Sepsis or blood poisoning is the 10th leading cause of death in the USA. Death rates range from 20% for sepsis to 60% for septic shock, when blood pressure cannot be maintained. Sepsis is the most common cause of death in the ICU.
In July of 2011, researchers from three different divisions of infectious disease (Akron Medical Center, Rochester School of Medicine, and Case Medical Center) reviewed the role of vitamin D in sepsis. The lead author, Dr. Richard Watkins, reminded us that sepsis is more common in the winter, among Blacks, and further from the equator, all well-known clues to readers of this blog.
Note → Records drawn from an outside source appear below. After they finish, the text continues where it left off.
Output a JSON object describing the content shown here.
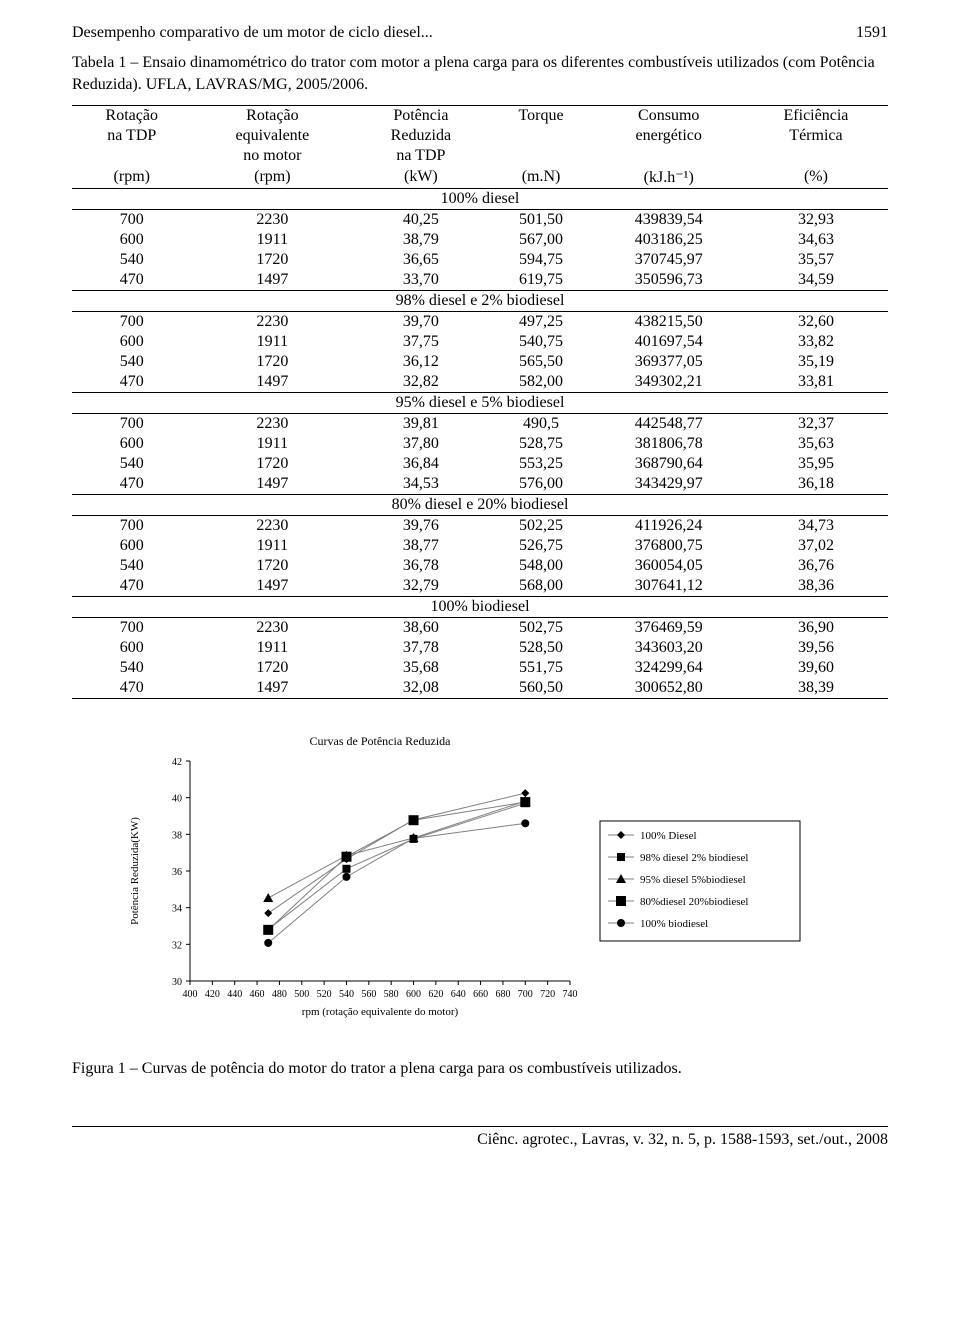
{
  "header": {
    "title": "Desempenho comparativo de um motor de ciclo diesel...",
    "page": "1591"
  },
  "table": {
    "caption": "Tabela 1 – Ensaio dinamométrico do trator com motor a plena carga para os diferentes combustíveis utilizados (com Potência Reduzida). UFLA, LAVRAS/MG, 2005/2006.",
    "head1": [
      "Rotação na TDP",
      "Rotação equivalente no motor",
      "Potência Reduzida na TDP",
      "Torque",
      "Consumo energético",
      "Eficiência Térmica"
    ],
    "head2": [
      "(rpm)",
      "(rpm)",
      "(kW)",
      "(m.N)",
      "(kJ.h⁻¹)",
      "(%)"
    ],
    "sections": [
      {
        "label": "100% diesel",
        "rows": [
          [
            "700",
            "2230",
            "40,25",
            "501,50",
            "439839,54",
            "32,93"
          ],
          [
            "600",
            "1911",
            "38,79",
            "567,00",
            "403186,25",
            "34,63"
          ],
          [
            "540",
            "1720",
            "36,65",
            "594,75",
            "370745,97",
            "35,57"
          ],
          [
            "470",
            "1497",
            "33,70",
            "619,75",
            "350596,73",
            "34,59"
          ]
        ]
      },
      {
        "label": "98% diesel e 2% biodiesel",
        "rows": [
          [
            "700",
            "2230",
            "39,70",
            "497,25",
            "438215,50",
            "32,60"
          ],
          [
            "600",
            "1911",
            "37,75",
            "540,75",
            "401697,54",
            "33,82"
          ],
          [
            "540",
            "1720",
            "36,12",
            "565,50",
            "369377,05",
            "35,19"
          ],
          [
            "470",
            "1497",
            "32,82",
            "582,00",
            "349302,21",
            "33,81"
          ]
        ]
      },
      {
        "label": "95% diesel e 5% biodiesel",
        "rows": [
          [
            "700",
            "2230",
            "39,81",
            "490,5",
            "442548,77",
            "32,37"
          ],
          [
            "600",
            "1911",
            "37,80",
            "528,75",
            "381806,78",
            "35,63"
          ],
          [
            "540",
            "1720",
            "36,84",
            "553,25",
            "368790,64",
            "35,95"
          ],
          [
            "470",
            "1497",
            "34,53",
            "576,00",
            "343429,97",
            "36,18"
          ]
        ]
      },
      {
        "label": "80% diesel e 20% biodiesel",
        "rows": [
          [
            "700",
            "2230",
            "39,76",
            "502,25",
            "411926,24",
            "34,73"
          ],
          [
            "600",
            "1911",
            "38,77",
            "526,75",
            "376800,75",
            "37,02"
          ],
          [
            "540",
            "1720",
            "36,78",
            "548,00",
            "360054,05",
            "36,76"
          ],
          [
            "470",
            "1497",
            "32,79",
            "568,00",
            "307641,12",
            "38,36"
          ]
        ]
      },
      {
        "label": "100% biodiesel",
        "rows": [
          [
            "700",
            "2230",
            "38,60",
            "502,75",
            "376469,59",
            "36,90"
          ],
          [
            "600",
            "1911",
            "37,78",
            "528,50",
            "343603,20",
            "39,56"
          ],
          [
            "540",
            "1720",
            "35,68",
            "551,75",
            "324299,64",
            "39,60"
          ],
          [
            "470",
            "1497",
            "32,08",
            "560,50",
            "300652,80",
            "38,39"
          ]
        ]
      }
    ]
  },
  "chart": {
    "type": "line",
    "title": "Curvas de Potência Reduzida",
    "xlabel": "rpm (rotação equivalente do motor)",
    "ylabel": "Potência Reduzida(KW)",
    "xlim": [
      400,
      740
    ],
    "ylim": [
      30,
      42
    ],
    "xtick_step": 20,
    "ytick_step": 2,
    "title_fontsize": 12,
    "label_fontsize": 11,
    "tick_fontsize": 10,
    "background_color": "#ffffff",
    "axis_color": "#000000",
    "line_color": "#808080",
    "line_width": 1,
    "marker_colors": {
      "diamond": "#000",
      "square": "#000",
      "triangle": "#000",
      "big-square": "#000",
      "circle": "#000"
    },
    "series": [
      {
        "name": "100% Diesel",
        "marker": "diamond",
        "x": [
          470,
          540,
          600,
          700
        ],
        "y": [
          33.7,
          36.65,
          38.79,
          40.25
        ]
      },
      {
        "name": "98% diesel 2% biodiesel",
        "marker": "square",
        "x": [
          470,
          540,
          600,
          700
        ],
        "y": [
          32.82,
          36.12,
          37.75,
          39.7
        ]
      },
      {
        "name": "95% diesel 5%biodiesel",
        "marker": "triangle",
        "x": [
          470,
          540,
          600,
          700
        ],
        "y": [
          34.53,
          36.84,
          37.8,
          39.81
        ]
      },
      {
        "name": "80%diesel 20%biodiesel",
        "marker": "big-square",
        "x": [
          470,
          540,
          600,
          700
        ],
        "y": [
          32.79,
          36.78,
          38.77,
          39.76
        ]
      },
      {
        "name": "100% biodiesel",
        "marker": "circle",
        "x": [
          470,
          540,
          600,
          700
        ],
        "y": [
          32.08,
          35.68,
          37.78,
          38.6
        ]
      }
    ],
    "legend_fontsize": 11
  },
  "figure_caption": "Figura 1 – Curvas de potência do motor do trator a plena carga para os combustíveis utilizados.",
  "footer": "Ciênc. agrotec., Lavras, v. 32, n. 5, p. 1588-1593, set./out., 2008"
}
What surprised me was the number of studies showing sepsis is much more common among the vitamin D deficient. Furthermore, one animal model showed activated vitamin D reduced mortality. The authors went on to list the studies many readers are familiar with, showing respiratory infections (a leading cause of sepsis) are much more common in the vitamin D deficient. They even praised the theory that vitamin D may be an antibiotic and explain the increased rate of respiratory infection in the winter months without citing the proper references; not that you would expect academics to recognize a 2006 Vitamin D Council Newsletter:
Also noted in the paper is that studies show statins help sepsis. One other thing most statins do is raise vitamin D levels. I can certainly foresee the day statins have an indication for prevention of sepsis while vitamin D’s protagonists are told to marshal more controlled studies.
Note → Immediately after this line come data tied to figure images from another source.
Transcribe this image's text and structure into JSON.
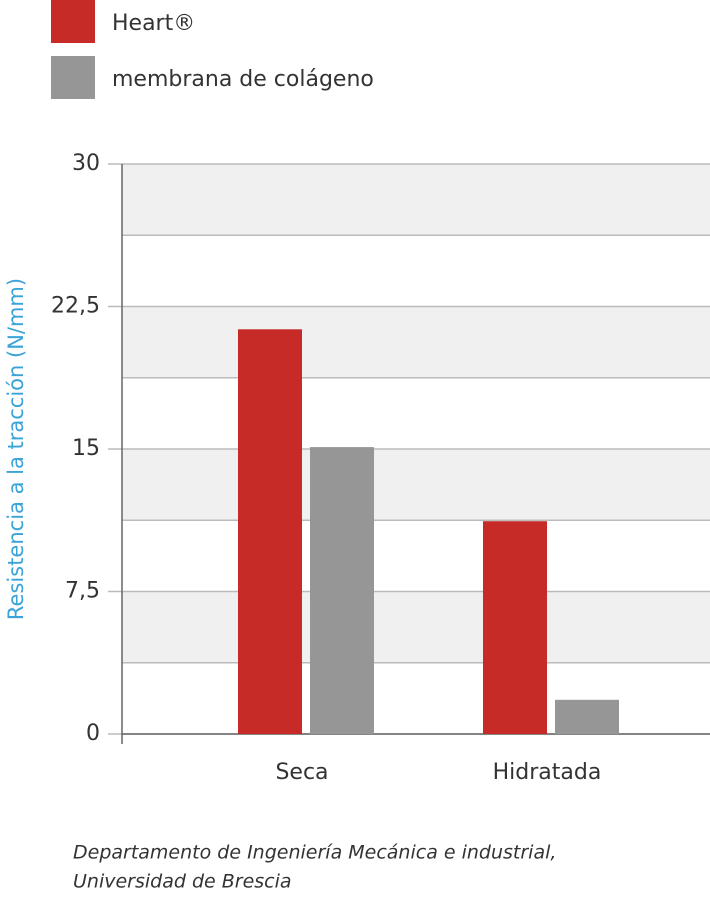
{
  "chart_data": {
    "type": "bar",
    "categories": [
      "Seca",
      "Hidratada"
    ],
    "series": [
      {
        "name": "Heart®",
        "color": "#c62b27",
        "values": [
          21.3,
          11.2
        ]
      },
      {
        "name": "membrana de colágeno",
        "color": "#969696",
        "values": [
          15.1,
          1.8
        ]
      }
    ],
    "ylabel": "Resistencia a la tracción (N/mm)",
    "ylim": [
      0,
      30
    ],
    "yticks": [
      0,
      {
        "value": 7.5,
        "label": "7,5"
      },
      15,
      {
        "value": 22.5,
        "label": "22,5"
      },
      30
    ],
    "minor_yticks": [
      3.75,
      11.25,
      18.75,
      26.25
    ],
    "grid": true,
    "source": [
      "Departamento de Ingeniería Mecánica e industrial,",
      "Universidad de Brescia"
    ]
  }
}
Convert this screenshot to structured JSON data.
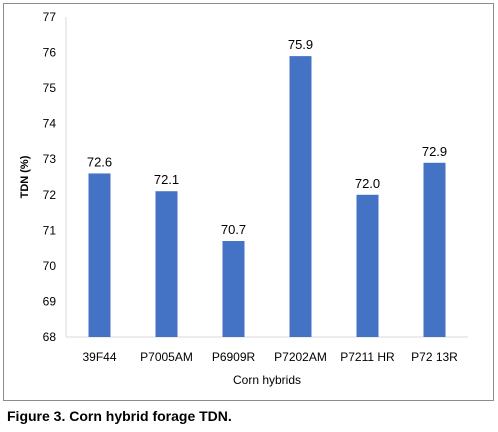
{
  "chart_data": {
    "type": "bar",
    "categories": [
      "39F44",
      "P7005AM",
      "P6909R",
      "P7202AM",
      "P7211HR",
      "P7213R"
    ],
    "category_labels": [
      "39F44",
      "P7005AM",
      "P6909R",
      "P7202AM",
      "P7211 HR",
      "P72 13R"
    ],
    "values": [
      72.6,
      72.1,
      70.7,
      75.9,
      72.0,
      72.9
    ],
    "data_labels": [
      "72.6",
      "72.1",
      "70.7",
      "75.9",
      "72.0",
      "72.9"
    ],
    "title": "",
    "xlabel": "Corn hybrids",
    "ylabel": "TDN (%)",
    "ylim": [
      68,
      77
    ],
    "yticks": [
      68,
      69,
      70,
      71,
      72,
      73,
      74,
      75,
      76,
      77
    ],
    "grid": false,
    "legend": "none",
    "bar_color": "#4472c4"
  },
  "caption": "Figure 3. Corn hybrid forage TDN."
}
Nevertheless, it is hard to come away from this paper with anything but the strong possibility that sepsis is just another manifestation of vitamin D deficiency. However, without a parental (injection) version of 25(OH)D, treatment of sepsis with vitamin D will probably just take too long. If septic patients could get IV or IM 25(OH)D directly, their immune system could immediately have the substrate it needs to start making the steroid that could combat both the infection and the abnormal immune response.